Single by Miranda Lambert

from the album Platinum
- Released: February 17, 2014
- Genre: Country
- Length: 4:07
- Label: RCA Nashville
- Songwriters: Nicolle Galyon; Natalie Hemby; Miranda Lambert;
- Producers: Frank Liddell; Glenn Worf;

Miranda Lambert singles chronology
| "We Were Us" (2013) | "Automatic" (2014) | "Somethin' Bad" (2014) |

Music videos
- "Automatic" on YouTube

= Automatic (Miranda Lambert song) =

"Automatic" is a song co-written and recorded by American country music artist Miranda Lambert. It was released in February 2014 and served as the lead single from her fifth studio album, Platinum. Lambert co-wrote the song with Nicolle Galyon and Natalie Hemby. It was nominated for two Grammy Awards for Best Country Solo Performance and Best Country Song.

==Content==
"Automatic" is a mid-tempo country song that is built around lyrics of nostalgia and remembering the days "back before everything became automatic." Written by Lambert along with Nicolle Galyon and Natalie Hemby, the lyrics reference such things as pocket watches, payphones, radios, and sending letters in the mail as examples of everyday things that have since been phased out by newer technology.

Lambert said that the song is "about slowing down, taking a breath and remembering what it's like to live life a little more simply. It's not about going back, but reminiscing about what it was like to hang laundry on the line and wait for it to dry and my dad teaching me how to drive my '55 Chevy that I still have but don't drive nearly enough. The song brings back good memories and it reminds me to take a deep breath and to remember that getting there is half the fun."
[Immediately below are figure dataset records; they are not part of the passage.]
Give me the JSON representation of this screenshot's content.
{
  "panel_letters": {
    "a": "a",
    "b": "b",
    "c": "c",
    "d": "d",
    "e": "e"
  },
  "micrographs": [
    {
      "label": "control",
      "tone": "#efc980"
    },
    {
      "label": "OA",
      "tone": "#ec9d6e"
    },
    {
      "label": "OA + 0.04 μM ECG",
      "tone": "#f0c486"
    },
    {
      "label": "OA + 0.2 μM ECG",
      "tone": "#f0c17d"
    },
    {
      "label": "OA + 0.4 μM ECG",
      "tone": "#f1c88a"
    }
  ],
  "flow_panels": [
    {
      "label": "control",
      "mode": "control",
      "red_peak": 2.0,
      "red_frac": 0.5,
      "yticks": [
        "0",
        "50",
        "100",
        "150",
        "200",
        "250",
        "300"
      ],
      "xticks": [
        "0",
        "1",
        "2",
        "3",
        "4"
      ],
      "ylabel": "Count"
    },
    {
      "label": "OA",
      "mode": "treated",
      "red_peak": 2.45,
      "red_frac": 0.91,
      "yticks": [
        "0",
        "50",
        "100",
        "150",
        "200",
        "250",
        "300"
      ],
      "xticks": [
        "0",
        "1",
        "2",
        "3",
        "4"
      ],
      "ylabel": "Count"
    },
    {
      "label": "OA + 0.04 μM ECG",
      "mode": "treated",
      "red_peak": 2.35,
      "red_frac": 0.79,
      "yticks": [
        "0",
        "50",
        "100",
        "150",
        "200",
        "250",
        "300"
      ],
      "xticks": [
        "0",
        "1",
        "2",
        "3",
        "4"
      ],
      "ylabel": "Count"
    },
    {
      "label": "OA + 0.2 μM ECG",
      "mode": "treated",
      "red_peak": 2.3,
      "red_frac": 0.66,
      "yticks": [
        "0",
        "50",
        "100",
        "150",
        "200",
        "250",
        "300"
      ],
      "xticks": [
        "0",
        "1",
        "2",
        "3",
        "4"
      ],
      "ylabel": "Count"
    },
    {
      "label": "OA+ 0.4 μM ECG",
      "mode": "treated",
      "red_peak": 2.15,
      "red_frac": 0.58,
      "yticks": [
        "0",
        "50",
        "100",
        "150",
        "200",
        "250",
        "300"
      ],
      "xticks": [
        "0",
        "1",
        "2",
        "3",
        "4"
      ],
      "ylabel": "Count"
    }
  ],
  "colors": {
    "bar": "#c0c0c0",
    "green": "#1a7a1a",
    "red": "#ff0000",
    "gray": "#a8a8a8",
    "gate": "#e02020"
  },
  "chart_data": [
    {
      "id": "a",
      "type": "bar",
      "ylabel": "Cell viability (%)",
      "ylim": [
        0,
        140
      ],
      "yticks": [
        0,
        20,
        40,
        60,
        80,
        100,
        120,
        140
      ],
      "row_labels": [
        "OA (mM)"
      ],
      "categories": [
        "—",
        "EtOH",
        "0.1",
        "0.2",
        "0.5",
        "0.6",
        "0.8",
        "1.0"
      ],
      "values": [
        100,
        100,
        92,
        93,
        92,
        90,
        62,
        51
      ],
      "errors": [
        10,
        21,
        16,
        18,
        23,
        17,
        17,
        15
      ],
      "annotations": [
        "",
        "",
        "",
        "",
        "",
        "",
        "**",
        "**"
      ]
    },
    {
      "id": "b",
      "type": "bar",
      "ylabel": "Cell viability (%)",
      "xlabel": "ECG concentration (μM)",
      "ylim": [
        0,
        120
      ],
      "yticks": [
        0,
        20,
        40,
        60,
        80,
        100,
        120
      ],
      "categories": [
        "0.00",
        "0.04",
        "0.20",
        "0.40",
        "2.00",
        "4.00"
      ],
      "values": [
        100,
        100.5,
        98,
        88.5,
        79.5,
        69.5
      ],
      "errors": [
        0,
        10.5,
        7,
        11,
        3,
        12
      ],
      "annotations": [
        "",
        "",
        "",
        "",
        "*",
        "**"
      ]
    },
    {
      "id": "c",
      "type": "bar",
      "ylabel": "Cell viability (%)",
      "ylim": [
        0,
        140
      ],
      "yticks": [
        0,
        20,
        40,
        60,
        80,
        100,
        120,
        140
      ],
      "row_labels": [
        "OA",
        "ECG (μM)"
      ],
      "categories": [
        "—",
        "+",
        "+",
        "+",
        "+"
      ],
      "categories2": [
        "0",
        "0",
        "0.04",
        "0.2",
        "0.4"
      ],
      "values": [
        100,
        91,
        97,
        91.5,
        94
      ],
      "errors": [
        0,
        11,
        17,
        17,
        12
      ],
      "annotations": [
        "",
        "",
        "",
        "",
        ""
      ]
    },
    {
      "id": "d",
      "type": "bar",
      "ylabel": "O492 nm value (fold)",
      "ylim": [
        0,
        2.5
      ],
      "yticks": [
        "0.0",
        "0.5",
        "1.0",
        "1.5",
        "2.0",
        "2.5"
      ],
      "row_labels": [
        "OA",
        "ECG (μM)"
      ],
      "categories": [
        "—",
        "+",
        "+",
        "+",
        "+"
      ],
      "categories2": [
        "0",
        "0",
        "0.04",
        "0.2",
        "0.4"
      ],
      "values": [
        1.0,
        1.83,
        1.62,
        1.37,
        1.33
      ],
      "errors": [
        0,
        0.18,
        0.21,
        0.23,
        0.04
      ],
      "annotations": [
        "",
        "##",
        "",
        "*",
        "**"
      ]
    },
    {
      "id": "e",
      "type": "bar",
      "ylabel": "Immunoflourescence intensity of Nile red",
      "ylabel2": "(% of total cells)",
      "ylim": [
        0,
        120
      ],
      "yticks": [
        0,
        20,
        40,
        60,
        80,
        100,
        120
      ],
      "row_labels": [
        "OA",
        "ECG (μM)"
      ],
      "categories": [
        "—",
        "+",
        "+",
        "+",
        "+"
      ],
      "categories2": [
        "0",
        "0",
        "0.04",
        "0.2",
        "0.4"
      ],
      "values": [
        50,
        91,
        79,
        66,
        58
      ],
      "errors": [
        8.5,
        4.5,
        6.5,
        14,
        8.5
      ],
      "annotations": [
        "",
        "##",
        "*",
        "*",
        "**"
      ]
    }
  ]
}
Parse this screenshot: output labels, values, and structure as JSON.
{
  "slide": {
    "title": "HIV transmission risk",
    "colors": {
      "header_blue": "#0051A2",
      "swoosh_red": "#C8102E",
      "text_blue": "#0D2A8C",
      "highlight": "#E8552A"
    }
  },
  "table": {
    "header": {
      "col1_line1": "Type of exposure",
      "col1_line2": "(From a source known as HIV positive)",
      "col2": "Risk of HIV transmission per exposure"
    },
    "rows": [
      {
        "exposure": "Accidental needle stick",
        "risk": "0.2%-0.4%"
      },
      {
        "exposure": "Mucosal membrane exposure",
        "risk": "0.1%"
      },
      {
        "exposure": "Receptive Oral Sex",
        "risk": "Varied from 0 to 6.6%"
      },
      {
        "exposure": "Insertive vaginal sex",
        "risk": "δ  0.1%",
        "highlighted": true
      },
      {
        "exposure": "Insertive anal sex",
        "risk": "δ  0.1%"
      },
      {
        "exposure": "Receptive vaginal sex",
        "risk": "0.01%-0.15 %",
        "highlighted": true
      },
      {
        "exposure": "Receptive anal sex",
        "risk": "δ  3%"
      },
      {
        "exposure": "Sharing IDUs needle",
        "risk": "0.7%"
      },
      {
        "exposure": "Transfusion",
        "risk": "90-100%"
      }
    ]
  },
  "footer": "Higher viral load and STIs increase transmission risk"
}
Canadian country artist Carolyn Dawn Johnson provides harmony vocals on the song.

==Music video==
The music video was directed by Trey Fanjoy and premiered on March 24, 2014. In it, Lambert is shown going through a trunk in her attic full of keepsakes, pulling out things such as old letters and photographs, jewelry, and a cassette player. Meanwhile, Lambert is seen performing the song with her acoustic guitar on a porch and driving around the countryside in her '55 Chevy, taking in the rural landscape.

At the 2014 CMT Music Awards, Lambert's song "Automatic" won Female Video of the Year, giving Lambert her fifth consecutive win in the category.

==Awards and nominations==
===Academy of Country Music Awards===

| Year | Nominee / work | Award | Result |
|---|---|---|---|
| 2015 | "Automatic" | Song of the Year | Won |
| 2015 | "Automatic" | Single of the Year | Nominated |

===Country Music Association Awards===

| Year | Nominee / work | Award | Result |
|---|---|---|---|
| 2014 | "Automatic" | Song of the Year | Nominated |
| 2014 | "Automatic" | Single of the Year | Won |
| 2014 | "Automatic" | Music Video of the Year | Nominated |

===CMT Music Awards===

| Year | Nominee / work | Award | Result |
|---|---|---|---|
| 2014 | "Automatic" | Video of the Year | Nominated |
| 2014 | "Automatic" | Female Video of the Year | Won |

===Grammy Awards===

| Year | Nominee / work | Award | Result |
|---|---|---|---|
| 2015 | "Automatic" | Best Country Solo Performance | Nominated |
| 2015 | "Automatic" | Best Country Song | Nominated |

==Chart performance==
"Automatic" debuted at number 26 on the U.S. Billboard Country Airplay chart for the chart dated February 22, 2014, making it Lambert's highest-debuting single at that time. The song has sold 473,000 copies in the U.S. as of June 2014.

| Chart (2014) | Peak position |
|---|---|
| Canada Hot 100 (Billboard) | 34 |
| Canada Country (Billboard) | 1 |
| US Billboard Hot 100 | 35 |
| US Country Airplay (Billboard) | 3 |
| US Hot Country Songs (Billboard) | 4 |

===Year-end charts===

| Chart (2014) | Position |
|---|---|
| US Country Airplay (Billboard) | 14 |
| US Hot Country Songs (Billboard) | 29 |

==Certifications==

| Region | Certification | Certified units/sales |
| United States (RIAA) | Gold | 500,000^{‡} |
^{‡} Sales+streaming figures based on certification alone.